Hub RAM - rosco-pc/propeller-wiki GitHub Wiki

Hub RAM is the primary memory of the Propeller chip. It is entirely separate from Cog RAM.

A program running in a Cog (whether a user program or the Propeller Spin Interpreter) has access to the Hub RAM through the use of RDLONG, RDWORD, RDBYTE, WRLONG, WRWORD and WRBYTE instructions. The design of the Propeller is such that all of these instructions are 'atomic', which means that they will always complete in full, never partially, and if two Cogs do write to the same Hub RAM location, the value placed will be that of the last written. The value placed will never be a mix of what both Cogs attempted to write. Use of Locks can be used to prevent non-atomic access to larger areas of Hub RAM.

The Hub RAM may be considered to be 32K x 8 bits, 16K x 16 bits, 8K x 32 bits or in any combination as circumstances dictate. To use RDLONG and WRLONG within a Cog, the address must be on a long boundary (the two LSB's must be zero). To use RDWORD and WRWORD the address must be on a word boundary (the LSB must be zero).

Hub RAM is loaded from an external 32K x 8 bit I2C EEPROM after reset or downloaded into from the Propeller Tool (or other third-party Propeller Bootloader). Once the Hub RAM has been loaded, a Spin Interpreter is loaded into Cog 0 which begins execution of the Spin program which has been loaded.

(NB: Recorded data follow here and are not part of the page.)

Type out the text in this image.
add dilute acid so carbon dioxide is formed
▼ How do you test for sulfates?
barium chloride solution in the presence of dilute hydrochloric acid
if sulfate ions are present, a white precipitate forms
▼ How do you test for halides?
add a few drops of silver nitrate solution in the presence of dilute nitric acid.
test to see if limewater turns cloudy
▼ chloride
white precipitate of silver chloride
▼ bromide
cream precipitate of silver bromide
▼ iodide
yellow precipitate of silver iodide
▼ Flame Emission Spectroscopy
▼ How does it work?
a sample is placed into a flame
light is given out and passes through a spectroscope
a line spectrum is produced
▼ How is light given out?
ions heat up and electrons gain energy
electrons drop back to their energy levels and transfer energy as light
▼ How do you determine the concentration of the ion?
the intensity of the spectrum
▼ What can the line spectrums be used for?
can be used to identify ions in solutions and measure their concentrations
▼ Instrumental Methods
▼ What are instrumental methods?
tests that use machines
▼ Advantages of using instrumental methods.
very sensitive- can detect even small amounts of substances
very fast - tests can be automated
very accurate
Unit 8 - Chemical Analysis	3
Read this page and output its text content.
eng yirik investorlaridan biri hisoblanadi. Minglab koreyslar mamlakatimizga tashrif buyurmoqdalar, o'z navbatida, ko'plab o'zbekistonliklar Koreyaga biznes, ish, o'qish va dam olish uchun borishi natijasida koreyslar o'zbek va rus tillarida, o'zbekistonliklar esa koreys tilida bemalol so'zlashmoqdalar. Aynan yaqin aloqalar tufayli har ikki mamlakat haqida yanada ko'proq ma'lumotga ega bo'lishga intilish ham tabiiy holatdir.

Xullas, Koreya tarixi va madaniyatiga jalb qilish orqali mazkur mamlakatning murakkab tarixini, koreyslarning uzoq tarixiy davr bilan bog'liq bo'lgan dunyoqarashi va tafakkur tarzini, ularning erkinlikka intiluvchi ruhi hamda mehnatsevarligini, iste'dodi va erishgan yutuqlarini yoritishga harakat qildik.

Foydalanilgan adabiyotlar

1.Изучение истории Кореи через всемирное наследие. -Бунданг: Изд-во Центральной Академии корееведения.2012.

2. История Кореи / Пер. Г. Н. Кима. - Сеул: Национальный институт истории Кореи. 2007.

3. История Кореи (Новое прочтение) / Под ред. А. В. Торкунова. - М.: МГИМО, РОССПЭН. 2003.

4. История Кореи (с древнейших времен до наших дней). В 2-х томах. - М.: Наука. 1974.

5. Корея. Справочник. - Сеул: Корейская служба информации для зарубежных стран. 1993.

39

The external EEPROM and any downloaded program must always contain a Spin program to be executed, even if this is just a small Spin program to place the Propeller in an operating mode other than a Spin interpreter.

This can be better understood when you recall that the Hub RAM does not contain primary machine code executed by the real processor as in conventional microcontrollers. The Hub RAM contains just - data -. The meaning of the data depends on what the real program(s) running in the COG(s) think appropriate. As COG 0 starts with the SPIN interpreter, it is the master to decide.